We can now train the network for 10 epochs and capture the changes in the training and test loss over the period of training.

# Prediction and printing accuracy
y_pred_te = model.predict([pairs_test[:, 0], pairs_test[:, 1]])
te_acc = compute_accuracy(labels_test, y_pred_te)
print("The accuracy obtained on testing subset: {}".format(te_acc*100))
The accuracy obtained on testing subset: 97.13000000000001

We can also plot the two losses over time and inspect the plot for signs of overfitting.

# Plotting training and testing loss
plt.figure(figsize=(20,8));
history_dict = history.history;
loss_values = history_dict['loss'];
val_loss_values = history_dict['val_loss'];
epochs = range(1, (len(history.history['val_accuracy']) + 1));
plt.plot(epochs, loss_values, 'y', label='Training loss');
plt.plot(epochs, val_loss_values, 'g', label='Testing loss');
plt.title('Model loss for one-shot training and testing subset of MNIST dataset');
plt.xlabel('Epochs');
plt.ylabel('Loss');
plt.legend();
Model loss for one-shot training and testing subset of MNIST dataset

Conclusion

Transfer learning and its variants including one-shot and zero-shot learning are aiming to address some of the fundamental obstacles like data scarcity faced in machine learning applications. The ability to learn intelligently from fewer data makes artificial intelligence similar to human learning and paves the way for wider adoption.

References

[1] L. Fei-Fei, R. Fergus, and P. Perona, "One-shot learning of object categories," IEEE transactions on pattern analysis and machine intelligence, vol. 28, no. 4, pp. 594-611, 2006.

[2] E. G. Miller, N. E. Matsakis, and P. A. Viola, "Learning from one example through shared densities on transforms," in Proceedings IEEE Conference on Computer Vision and Pattern Recognition. CVPR 2000 (Cat. No. PR00662), 2000, vol. 1: IEEE, pp. 464-471.

[3] C. M. Bishop and N. M. Nasrabadi, Pattern recognition and machine learning (no. 4).

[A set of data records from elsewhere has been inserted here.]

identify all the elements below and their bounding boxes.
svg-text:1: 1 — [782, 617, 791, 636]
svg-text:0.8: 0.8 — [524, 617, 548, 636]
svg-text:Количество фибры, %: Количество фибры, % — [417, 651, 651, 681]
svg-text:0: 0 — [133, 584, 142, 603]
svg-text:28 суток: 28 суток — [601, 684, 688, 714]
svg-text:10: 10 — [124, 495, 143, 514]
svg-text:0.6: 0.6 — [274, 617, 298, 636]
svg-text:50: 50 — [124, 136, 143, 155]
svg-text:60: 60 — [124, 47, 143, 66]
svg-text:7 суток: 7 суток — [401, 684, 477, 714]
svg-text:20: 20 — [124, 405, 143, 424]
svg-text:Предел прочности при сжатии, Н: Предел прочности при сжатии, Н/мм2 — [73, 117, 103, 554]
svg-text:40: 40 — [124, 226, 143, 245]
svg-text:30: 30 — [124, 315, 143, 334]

Springer, 2006.

[4] O. Vinyals, C. Blundell, T. Lillicrap, and D. Wierstra, "Matching networks for one shot learning," Advances in neural information processing systems, vol. 29, 2016.

[5] M. Yu et al., "Diverse few-shot text classification with multiple metrics," arXiv preprint arXiv:1805.07513, 2018.

[6] A. Grover, M. Al-Shedivat, J. Gupta, Y. Burda, and H. Edwards, "Learning policy representations in multiagent systems," in International conference on machine learning, 2018: PMLR, pp. 1802-1811.

[7] Y. Duan et al., "One-shot imitation learning," Advances in neural information processing systems, vol. 30, 2017.

[8] I. Goodfellow, Y. Bengio, and A. Courville, Deep learning. MIT press, 2016.

[9] K. Halder, A. Akbik, J. Krapac, and R. Vollgraf, "Task-aware representation of sentences for generic text classification," in Proceedings of the 28th International Conference on Computational Linguistics, 2020, pp. 3202-3213.